Joey Bada$$, a 20-year-old rapper from Brooklyn, New York, produces innovative music through his double entendres and beats that are reminiscent of the ’90s. His new record, “B4DA$$,” is no exception to his usual technique, granted he could have shown fans a more diverse use of beats, and a departure from his usual ’90sinfluenced style.
The album’s theme is centered on life growing up as an African American in New York City, and how he lived before his rise to fame. The record is not just background noise, ⎯ it demands the listener’s undivided attention in order to understand its many intricacies.
Right off the bat, Joey makes you think. The Brooklyn native’s album paints the scene with melodies that coincide with the message of each song, which tells the story of his life before the money. The imagery that he uses is what sets him apart from rappers who promote violence and gang culture.
Joey’s relaxed delivery of his lyrics and the heavy emotional tone of his songs are often in opposition with each other. Most of the tracks on the album are laid-back, filled with steady beats and an equally steady delivery. His message, however, tends to be aggressive in its content as takes on subjects such as inner city life and greed.
The songs depict him at each stage of his life, so far.

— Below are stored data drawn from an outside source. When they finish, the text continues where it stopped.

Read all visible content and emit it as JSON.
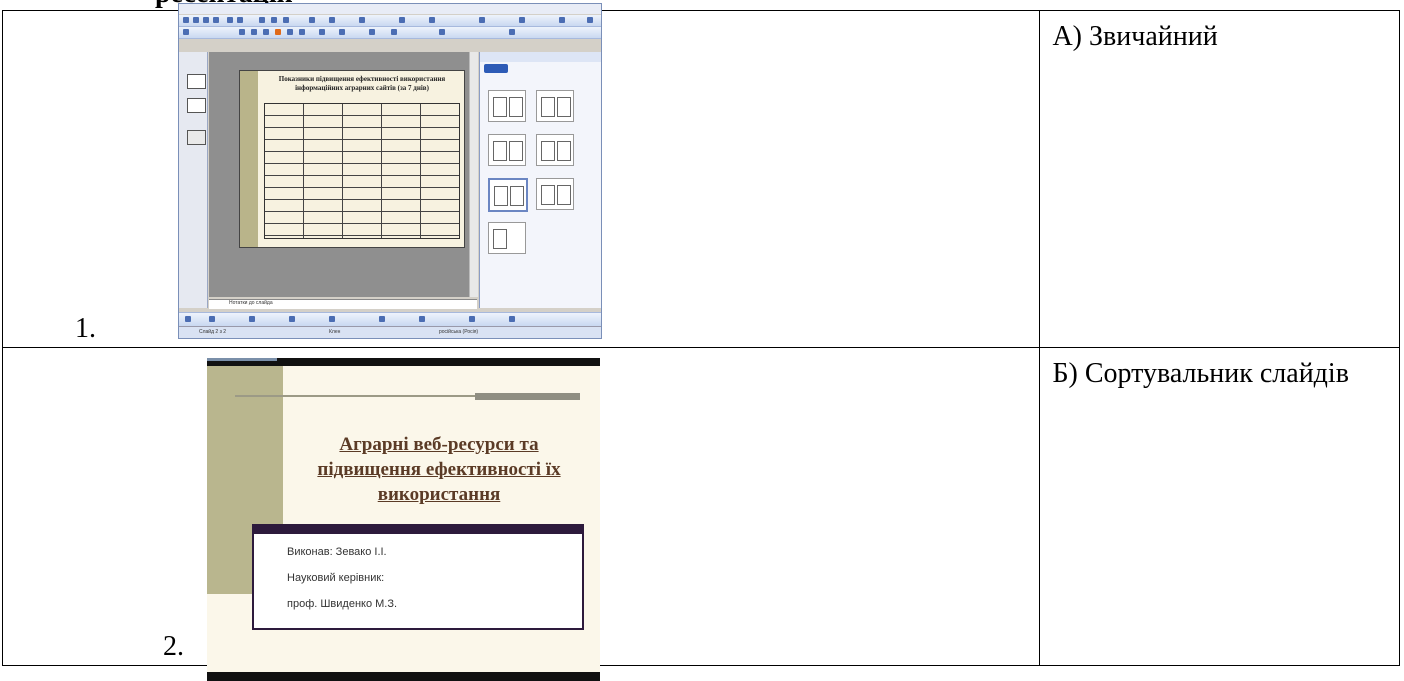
{
  "heading_fragment": "ресентацій",
  "rows": [
    {
      "number": "1.",
      "answer": "А) Звичайний",
      "screenshot": {
        "slide_title": "Показники підвищення ефективності використання інформаційних аграрних сайтів (за 7 днів)",
        "notes_placeholder": "Нотатки до слайда",
        "status_left": "Слайд 2 з 2",
        "status_mid": "Клен",
        "status_right": "російська (Росія)"
      }
    },
    {
      "number": "2.",
      "answer": "Б) Сортувальник слайдів",
      "screenshot": {
        "title": "Аграрні веб-ресурси та підвищення ефективності їх використання",
        "lines": [
          "Виконав: Зевако І.І.",
          "Науковий керівник:",
          "проф. Швиденко М.З."
        ]
      }
    }
  ]
}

Growing up in the late 1990s and early 2000s, it is fitting that he uses melodies that take the listener back to the earlier eras of rap. Although his beats are reminiscent of what some consider to be the golden era of rap, his lyrics are what keep it fresh. His flow sometimes goes with the rhythm of each melody, or against the grain, depending on the emotional tone of each song.

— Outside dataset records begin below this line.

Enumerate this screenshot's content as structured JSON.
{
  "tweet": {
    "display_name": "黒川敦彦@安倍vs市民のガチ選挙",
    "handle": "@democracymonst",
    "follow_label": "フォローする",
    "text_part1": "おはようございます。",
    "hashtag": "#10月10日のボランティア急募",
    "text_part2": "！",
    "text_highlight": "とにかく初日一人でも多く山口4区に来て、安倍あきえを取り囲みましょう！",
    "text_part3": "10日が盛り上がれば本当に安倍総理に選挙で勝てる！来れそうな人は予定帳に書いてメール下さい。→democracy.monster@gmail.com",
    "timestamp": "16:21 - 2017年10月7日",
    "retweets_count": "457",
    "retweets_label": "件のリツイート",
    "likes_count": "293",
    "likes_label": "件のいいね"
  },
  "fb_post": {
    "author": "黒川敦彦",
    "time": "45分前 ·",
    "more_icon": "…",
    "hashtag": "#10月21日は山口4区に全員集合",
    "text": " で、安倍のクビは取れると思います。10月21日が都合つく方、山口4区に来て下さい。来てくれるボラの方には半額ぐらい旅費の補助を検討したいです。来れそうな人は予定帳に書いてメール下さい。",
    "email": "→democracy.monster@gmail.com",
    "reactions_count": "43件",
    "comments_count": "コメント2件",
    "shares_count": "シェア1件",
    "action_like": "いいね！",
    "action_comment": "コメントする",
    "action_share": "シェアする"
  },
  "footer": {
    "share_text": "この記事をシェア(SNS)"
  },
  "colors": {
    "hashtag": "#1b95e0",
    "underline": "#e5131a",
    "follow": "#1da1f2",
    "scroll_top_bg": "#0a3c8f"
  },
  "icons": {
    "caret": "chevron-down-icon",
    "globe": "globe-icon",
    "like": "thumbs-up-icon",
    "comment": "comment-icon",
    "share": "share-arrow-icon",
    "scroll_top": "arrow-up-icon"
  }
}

“B4DA$$” starts out with the infectious roar of a live crowd. Trumpets blare and signify that the long awaited debut album has arrived. Fans of the rapper were forced to wait almost two years for the album, making its arrival one of the most anticipated hip-hop releases of 2015.

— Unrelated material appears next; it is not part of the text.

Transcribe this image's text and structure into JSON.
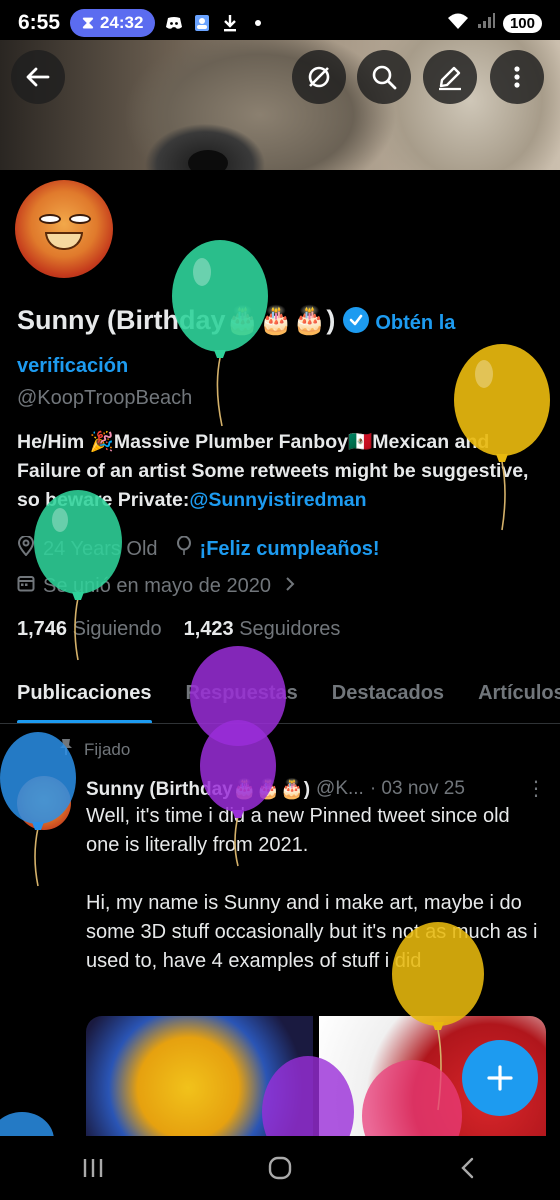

Joey’s message was unavoidably clear in the opening track “Save the Children.” He commented on society’s need to give our children a good life, so that they can carry on the future of humanity. Joey uses the song to point out that rap is often lacking good role models and that rappers don’t care what message they are sending to our youth. “They just wanna ride the saddle, it’s so sad though,” Joey raps in the opening song.
“Piece of Mind,” the fourth track on the album, begins with a telephone conversation between Joey and a friend in jail. The crackling sound of the phone call evokes an image of Joey opening a window of empathy for his friend, letting his friend know that he will never be alone as long as he hears the music. The track then breaks down into a train-like, cymbal heavy beat that pervades his high-minded lyrics.
“Teach Me” is an exceptional song because it is a complete departure from Joey’s ’90sinfluenced instrumental style. The song is uplifting, fast paced and infects listeners with the need to gyrate much like the Caribbean Shata music that inspired the song. The dynamic beat and chants of “teach me how to dance” turn his usual style on its head.
If you are looking for some new music, buy B4DA$$. The album is like a Swiss Army Knife. Every listen will bring about a new discovery. It is sure to put a smile on your face.